Es war in den ersten Sekunden lebendig, wie etwa ein Bienenstock, in den eine Hand hineinfuhr. Da war ein bedrohliches Summen, das klein begann, dann plötzlich sich zu schrillem, gefährlichem, bis zur Hysterie gesteigertem Vibrieren schraubte, zu einer bösartigen Bereitschaft in höchstem Diskant. Da trat der Unteroffizier mit dem Stiefel die Tür ein. Das war, als stöhnte das Haus. Fenster klirrten, Türen schlugen hallend zu, auf einmal begann ein Grammophon zu jaulen und hoch oben schrie eine Frau. Sie schrie gellend, daß es in den Höfen hallte, daß es die finstersten Ecken und Winkel wie mit spitzen Nadeln füllte, und die Luft begann zu zittern, diese feuchte, dumpfe Luft voll muffiger, gemischter Gerüche. Das drang uns in die Brustkästen, spritzte unerträgliche Spannung in die Adern, so daß sich das Blut mit kurzen und harten Stößen gegen die Haut drängte. Wir stießen die Helme in die Stirn und rannten in den dunklen Schlund, der sich vor uns geöffnet. »Die Noskes kommen! Die Noskes kommen!« so schrie nun die Frau und ein Fenster schepperte und ein Geschirr krachte herab, barst und schleuderte dunkle Tropfen und Wellen üblen Gestanks.
Wir waren im Hause.

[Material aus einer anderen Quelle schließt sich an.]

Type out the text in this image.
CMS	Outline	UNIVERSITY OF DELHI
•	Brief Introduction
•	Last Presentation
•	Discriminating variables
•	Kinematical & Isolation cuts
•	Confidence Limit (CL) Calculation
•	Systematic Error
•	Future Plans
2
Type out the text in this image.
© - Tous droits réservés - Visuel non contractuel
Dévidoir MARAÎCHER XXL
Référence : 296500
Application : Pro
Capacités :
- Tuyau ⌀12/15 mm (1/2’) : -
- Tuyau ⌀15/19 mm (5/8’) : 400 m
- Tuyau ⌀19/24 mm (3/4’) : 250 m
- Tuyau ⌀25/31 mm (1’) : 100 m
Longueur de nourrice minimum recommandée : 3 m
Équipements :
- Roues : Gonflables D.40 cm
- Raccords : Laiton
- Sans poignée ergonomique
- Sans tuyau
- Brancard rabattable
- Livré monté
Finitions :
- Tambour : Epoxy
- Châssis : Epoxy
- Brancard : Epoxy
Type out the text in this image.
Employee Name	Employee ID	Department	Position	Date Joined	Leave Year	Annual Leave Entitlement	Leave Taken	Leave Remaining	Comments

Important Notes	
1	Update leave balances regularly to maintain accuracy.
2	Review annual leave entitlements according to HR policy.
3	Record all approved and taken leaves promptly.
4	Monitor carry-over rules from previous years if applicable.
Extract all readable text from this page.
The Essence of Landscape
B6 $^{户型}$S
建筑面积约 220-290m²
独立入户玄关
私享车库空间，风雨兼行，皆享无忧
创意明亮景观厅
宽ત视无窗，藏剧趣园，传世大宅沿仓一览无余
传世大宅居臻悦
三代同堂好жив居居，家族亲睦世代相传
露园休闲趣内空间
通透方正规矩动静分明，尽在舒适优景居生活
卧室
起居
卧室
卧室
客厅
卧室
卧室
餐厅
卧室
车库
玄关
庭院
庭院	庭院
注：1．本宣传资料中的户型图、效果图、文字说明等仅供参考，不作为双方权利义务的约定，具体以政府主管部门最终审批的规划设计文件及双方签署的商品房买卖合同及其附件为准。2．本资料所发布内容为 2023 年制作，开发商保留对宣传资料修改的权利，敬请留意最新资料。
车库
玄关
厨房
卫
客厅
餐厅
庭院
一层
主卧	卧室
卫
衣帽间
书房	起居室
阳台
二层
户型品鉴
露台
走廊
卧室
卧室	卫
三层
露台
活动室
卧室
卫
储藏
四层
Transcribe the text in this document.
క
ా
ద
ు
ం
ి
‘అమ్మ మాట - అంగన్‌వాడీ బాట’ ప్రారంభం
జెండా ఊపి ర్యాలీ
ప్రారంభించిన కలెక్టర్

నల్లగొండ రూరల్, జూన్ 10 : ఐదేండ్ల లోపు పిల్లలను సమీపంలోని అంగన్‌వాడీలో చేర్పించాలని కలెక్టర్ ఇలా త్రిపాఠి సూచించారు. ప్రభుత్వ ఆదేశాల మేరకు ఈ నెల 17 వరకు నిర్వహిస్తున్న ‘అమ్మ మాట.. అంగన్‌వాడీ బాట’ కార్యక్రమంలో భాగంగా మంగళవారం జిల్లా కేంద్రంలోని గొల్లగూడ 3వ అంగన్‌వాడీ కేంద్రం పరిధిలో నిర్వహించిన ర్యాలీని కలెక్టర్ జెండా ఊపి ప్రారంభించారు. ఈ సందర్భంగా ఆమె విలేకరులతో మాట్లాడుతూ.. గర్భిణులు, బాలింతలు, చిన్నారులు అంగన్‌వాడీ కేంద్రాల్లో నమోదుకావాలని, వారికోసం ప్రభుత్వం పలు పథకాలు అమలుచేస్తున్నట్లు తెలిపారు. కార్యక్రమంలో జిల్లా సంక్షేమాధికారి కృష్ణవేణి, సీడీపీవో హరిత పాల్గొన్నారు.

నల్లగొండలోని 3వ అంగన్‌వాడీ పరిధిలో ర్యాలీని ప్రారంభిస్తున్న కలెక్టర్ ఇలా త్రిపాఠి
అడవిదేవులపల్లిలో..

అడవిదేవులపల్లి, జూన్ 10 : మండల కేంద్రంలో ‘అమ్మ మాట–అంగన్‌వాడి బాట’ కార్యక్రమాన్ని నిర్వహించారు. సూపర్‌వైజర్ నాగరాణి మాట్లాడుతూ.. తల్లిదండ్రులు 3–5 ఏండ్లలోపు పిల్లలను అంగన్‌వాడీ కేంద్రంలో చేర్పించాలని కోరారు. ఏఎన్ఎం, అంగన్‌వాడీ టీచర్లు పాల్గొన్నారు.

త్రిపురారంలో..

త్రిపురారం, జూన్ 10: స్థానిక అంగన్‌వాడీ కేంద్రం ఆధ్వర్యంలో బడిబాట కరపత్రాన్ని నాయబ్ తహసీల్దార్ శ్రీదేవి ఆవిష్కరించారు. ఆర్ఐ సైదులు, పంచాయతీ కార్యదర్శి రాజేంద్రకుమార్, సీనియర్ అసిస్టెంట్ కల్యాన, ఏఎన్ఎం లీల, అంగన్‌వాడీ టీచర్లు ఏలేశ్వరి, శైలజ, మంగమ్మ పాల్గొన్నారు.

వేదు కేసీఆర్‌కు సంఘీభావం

Der Treppenflur war so dunkel, daß ich über einen Eimer stolperte. Hoffmann riß eine Tür auf, sprang in das Zimmer, und ich hörte ihn sagen: »Mach keine Dummheiten, Mensch, gib die Knarre her!« Da drinnen saß ein Mann, eben aus dem Bette gefahren, und hatte ein Gewehr in der Hand. Das drehte er einen Augenblick unschlüssig und sah uns an. Er saß auf dem Rande eines wackeligen Bettgestells, das Stroh unter buntgewürfeltem Überzug ragte zerzaust, Strohhalme hingen ihm noch im Haar. Die Stube war klein, ein winziges Fenster, mit halbblinden Scheiben, ließ kaum einiges Licht herein, ein Herd war noch in der Stube, an dem feuchte Wäsche hing, und in der Ecke stand eine noch junge Frau, in einem langen, zerknitterten, an den Säumen schmutzigen Hemd; sie stand wie gepreßt an der Wand und sagte nichts. Über dem Bett aber hing ein gerahmtes Bild, wie es die Reservisten nach Hause nahmen, in Buntdruck ein Soldat, der Kopf eine aufgeklebte Photographie. Der Mann gab zögernd das Gewehr herüber, dann sprang er plötzlich auf, ergriff das Bild und schmiß es uns vor die Füße, daß der Rahmen sprang und das Glas splitterte. Dann hob er beinahe bedächtig den nackten Fuß, als wolle er noch einmal das Bild mit der Ferse zermalmen, hielt aber inne und sagte nur: »Nun aber hinaus!« Wir gingen.